A program for importing Mastodon user data takeouts into Perkeep

Primary LanguagePythonISC LicenseISC

ActivityPub Perkeep Uploader

This tool takes JSON-LD files with ActivityStreams data, such as those found in Mastodon data takeouts, and puts them in a Perkeep (formerly known as Camlistore) server.

The goal is to represent ActivityStream objects, such as a Note inside the Perkeep store, much the same way that Twitter tweets can be imported using the importer included with Perkeep.

Notes and warnings

This tool targets Mastodon data takeouts. ActivityStreams and ActivityPub are standards, which means that the tool may also be able to process data acquired elsewhere, but some missing features may make that impossible—for example, files are not fetched from remote URLs. This tool is not a full ActivityPub client, nor is it a Perkeep importer (in that it is not part of the Perkeep daemon).

Deleting things out of Perkeep is currently rather difficult. This includes any data this tool puts in Perkeep. Please keep this in mind when using it.

As the program issues requests synchronously, and has to sign a large amount of blobs, it can take a while to process a large amount of notes. It will skip already existing permanodes, and so can be reran after interruptions.

How to

Installation

Dependencies can be downloaded with Pipenv.

$ pipenv install 

If you do not use Pipenv, you can use the supplied requirements.txt with Pip as usual (perhaps activating your own virtualenv beforehand):

$ pip install -r requirements.txt 

Usage

If your data takeout is in an archive (like Mastodon's is), you will need to extract it somewhere. Then, invoke upload_dump.py and point it at the directory and the Perkeep server. You can do it via Pipenv:

$ pipenv run upload_dump --directory path/to/extracted/archive http://localhost:3179

Without Pipenv, use python3 upload_dump.py instead.

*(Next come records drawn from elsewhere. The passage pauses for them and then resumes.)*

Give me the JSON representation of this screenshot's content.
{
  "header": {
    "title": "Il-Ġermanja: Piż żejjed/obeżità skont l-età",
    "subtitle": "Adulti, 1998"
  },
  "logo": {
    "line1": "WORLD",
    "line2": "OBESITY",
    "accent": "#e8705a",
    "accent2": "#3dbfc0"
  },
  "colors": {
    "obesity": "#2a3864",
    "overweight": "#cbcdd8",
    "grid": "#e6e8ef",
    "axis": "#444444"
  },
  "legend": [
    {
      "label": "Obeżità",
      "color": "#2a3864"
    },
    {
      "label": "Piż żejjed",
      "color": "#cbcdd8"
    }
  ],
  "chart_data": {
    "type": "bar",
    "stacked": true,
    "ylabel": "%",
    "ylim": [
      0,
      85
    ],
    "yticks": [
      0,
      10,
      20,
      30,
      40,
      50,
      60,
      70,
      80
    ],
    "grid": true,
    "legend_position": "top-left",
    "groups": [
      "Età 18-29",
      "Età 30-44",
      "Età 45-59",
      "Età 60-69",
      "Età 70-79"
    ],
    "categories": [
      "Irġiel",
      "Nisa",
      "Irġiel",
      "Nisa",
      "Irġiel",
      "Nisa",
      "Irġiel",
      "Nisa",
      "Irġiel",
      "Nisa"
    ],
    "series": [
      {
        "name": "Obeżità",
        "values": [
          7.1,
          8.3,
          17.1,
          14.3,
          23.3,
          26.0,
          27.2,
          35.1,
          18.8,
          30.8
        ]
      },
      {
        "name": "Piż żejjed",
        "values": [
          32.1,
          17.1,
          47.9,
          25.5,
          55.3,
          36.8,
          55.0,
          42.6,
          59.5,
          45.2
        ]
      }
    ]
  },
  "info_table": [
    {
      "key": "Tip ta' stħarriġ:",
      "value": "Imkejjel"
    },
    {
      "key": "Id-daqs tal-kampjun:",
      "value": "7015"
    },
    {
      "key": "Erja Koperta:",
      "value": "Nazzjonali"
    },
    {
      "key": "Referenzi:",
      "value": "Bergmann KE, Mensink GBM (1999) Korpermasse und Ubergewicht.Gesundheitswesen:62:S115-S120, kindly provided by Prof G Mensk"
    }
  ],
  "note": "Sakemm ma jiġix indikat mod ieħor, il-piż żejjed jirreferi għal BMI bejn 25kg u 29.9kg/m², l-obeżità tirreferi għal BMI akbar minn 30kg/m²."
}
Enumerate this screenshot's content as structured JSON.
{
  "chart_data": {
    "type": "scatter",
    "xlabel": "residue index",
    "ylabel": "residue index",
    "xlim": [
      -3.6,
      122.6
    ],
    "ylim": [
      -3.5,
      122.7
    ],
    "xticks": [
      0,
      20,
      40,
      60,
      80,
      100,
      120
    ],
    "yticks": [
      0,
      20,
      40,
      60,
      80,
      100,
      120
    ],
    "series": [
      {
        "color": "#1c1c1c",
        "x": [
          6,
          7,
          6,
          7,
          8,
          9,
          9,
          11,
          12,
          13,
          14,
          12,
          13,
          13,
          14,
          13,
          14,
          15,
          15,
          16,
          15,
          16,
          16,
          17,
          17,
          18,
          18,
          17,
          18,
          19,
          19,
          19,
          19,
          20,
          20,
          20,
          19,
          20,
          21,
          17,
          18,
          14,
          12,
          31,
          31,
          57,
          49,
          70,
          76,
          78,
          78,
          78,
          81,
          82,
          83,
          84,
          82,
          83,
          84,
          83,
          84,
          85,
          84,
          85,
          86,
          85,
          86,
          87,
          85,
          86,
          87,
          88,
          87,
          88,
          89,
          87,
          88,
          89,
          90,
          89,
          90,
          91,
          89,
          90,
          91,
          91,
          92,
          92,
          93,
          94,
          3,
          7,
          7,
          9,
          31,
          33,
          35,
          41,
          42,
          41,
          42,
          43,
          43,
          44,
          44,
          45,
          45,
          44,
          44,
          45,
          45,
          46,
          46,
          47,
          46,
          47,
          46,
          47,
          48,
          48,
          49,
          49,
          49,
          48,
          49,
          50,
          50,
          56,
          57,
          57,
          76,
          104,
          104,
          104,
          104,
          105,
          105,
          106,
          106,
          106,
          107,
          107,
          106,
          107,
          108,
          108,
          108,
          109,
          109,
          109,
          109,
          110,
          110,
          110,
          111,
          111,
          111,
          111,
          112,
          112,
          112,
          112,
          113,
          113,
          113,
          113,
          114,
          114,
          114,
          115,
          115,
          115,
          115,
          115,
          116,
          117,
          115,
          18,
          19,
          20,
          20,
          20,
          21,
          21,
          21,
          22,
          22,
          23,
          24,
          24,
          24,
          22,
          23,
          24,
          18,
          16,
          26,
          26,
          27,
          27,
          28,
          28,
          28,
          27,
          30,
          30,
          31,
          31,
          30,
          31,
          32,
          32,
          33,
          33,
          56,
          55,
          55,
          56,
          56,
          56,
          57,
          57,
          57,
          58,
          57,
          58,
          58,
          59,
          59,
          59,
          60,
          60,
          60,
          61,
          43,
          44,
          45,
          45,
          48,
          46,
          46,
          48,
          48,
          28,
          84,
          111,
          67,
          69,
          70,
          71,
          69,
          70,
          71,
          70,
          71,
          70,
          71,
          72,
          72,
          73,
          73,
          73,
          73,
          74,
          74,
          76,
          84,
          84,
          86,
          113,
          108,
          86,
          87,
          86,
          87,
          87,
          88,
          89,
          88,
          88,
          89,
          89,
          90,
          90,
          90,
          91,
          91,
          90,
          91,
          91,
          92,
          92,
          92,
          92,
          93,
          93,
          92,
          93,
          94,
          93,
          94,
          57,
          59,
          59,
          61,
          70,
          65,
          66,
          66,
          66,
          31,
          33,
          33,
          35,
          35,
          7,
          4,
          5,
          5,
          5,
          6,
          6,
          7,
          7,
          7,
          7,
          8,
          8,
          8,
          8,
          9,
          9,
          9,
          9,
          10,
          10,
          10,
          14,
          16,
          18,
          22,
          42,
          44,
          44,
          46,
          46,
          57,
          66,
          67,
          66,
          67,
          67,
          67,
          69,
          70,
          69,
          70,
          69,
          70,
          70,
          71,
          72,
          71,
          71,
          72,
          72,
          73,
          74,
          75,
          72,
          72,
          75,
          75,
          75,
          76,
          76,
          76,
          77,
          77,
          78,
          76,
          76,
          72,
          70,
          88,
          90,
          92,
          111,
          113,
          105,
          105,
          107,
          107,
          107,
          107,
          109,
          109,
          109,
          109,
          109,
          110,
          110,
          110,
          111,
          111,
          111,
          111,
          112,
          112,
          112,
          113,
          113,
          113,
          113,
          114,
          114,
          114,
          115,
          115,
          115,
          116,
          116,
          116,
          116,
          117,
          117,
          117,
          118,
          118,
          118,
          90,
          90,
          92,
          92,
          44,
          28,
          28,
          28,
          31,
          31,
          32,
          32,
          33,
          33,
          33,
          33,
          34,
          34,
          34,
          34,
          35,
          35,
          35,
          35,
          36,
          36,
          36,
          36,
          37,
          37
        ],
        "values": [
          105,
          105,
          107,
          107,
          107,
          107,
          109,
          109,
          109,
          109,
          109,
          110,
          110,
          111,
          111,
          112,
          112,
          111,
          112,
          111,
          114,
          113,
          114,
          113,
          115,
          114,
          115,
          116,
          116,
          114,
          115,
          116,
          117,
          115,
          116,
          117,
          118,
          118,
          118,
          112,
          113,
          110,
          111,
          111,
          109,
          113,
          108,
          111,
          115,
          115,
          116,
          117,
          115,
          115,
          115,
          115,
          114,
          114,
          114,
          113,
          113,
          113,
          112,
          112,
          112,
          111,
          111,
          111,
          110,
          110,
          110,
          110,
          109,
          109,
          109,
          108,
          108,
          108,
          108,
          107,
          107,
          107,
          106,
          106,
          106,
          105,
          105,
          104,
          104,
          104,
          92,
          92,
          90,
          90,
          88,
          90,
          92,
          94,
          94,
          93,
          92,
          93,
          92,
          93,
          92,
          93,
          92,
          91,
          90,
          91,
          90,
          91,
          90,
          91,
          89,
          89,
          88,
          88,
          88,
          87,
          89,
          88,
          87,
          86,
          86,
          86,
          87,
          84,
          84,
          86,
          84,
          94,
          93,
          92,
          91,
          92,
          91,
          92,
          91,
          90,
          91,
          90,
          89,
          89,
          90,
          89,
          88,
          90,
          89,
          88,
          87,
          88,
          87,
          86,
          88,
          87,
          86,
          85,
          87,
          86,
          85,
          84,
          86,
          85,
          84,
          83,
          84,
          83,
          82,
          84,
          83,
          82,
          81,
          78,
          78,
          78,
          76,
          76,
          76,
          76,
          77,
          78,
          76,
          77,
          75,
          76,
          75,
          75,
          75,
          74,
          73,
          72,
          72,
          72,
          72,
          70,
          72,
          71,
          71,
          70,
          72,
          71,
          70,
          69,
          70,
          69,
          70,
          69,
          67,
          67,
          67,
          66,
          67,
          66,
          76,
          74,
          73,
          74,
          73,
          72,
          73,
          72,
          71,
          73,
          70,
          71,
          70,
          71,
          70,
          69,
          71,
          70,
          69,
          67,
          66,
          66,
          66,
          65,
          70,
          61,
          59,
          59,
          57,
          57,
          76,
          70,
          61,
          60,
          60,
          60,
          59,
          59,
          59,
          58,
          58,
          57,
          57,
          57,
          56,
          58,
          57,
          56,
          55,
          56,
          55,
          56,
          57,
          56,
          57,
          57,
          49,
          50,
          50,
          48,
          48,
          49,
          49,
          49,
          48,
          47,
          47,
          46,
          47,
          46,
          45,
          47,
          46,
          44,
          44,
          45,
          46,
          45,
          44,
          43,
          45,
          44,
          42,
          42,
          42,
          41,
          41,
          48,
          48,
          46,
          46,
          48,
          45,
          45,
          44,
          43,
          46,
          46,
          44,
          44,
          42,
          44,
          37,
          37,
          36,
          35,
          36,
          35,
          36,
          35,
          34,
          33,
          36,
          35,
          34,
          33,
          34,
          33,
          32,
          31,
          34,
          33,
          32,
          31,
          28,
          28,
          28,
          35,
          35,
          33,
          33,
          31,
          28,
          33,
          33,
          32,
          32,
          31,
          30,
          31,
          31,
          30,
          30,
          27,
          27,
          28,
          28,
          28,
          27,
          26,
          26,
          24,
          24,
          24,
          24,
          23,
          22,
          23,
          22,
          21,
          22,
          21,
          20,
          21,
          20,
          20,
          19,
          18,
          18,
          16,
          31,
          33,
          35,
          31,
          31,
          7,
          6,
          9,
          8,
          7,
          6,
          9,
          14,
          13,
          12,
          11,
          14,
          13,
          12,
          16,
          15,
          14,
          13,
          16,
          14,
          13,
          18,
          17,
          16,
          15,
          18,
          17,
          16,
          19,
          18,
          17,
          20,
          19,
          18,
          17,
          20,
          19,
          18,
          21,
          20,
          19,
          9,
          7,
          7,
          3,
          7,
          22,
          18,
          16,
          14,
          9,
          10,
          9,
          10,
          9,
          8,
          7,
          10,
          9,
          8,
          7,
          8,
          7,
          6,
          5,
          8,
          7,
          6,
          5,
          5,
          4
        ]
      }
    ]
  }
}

If you do not supply an --actor, the program will try to find one. The Mastodon takeout contains only one actor node, so it should be found easily. You can also supply -v for more verbose logging to stdout.

Schema

Each Create activity with a Note object gets a permanode with the following attributes:

  • asId: the id field of the activity
  • asObjectId: the id of the object the activity created
  • asActor: the id of the Actor responsible for this activity
  • camliPath:object: blobref of the ActivityStreams JSON, with both the activity and the object. This is the JSON directly, not a Perkeep schema node.
  • camliPath:attachmentN: where N is replaced by a 0-indexed, non-padded number. These are the attachments to the Note object, in the same order as in the attachments array in the ActivityStreams JSON.
  • content: the content of the note. Summary and content fields are concatenated here.
  • startDate: set to the time stamp for the activity
  • camliType: set to ActivityStreams:Create:Note

License

The source files in this project is available under the ISC license. For full text, see LICENSE.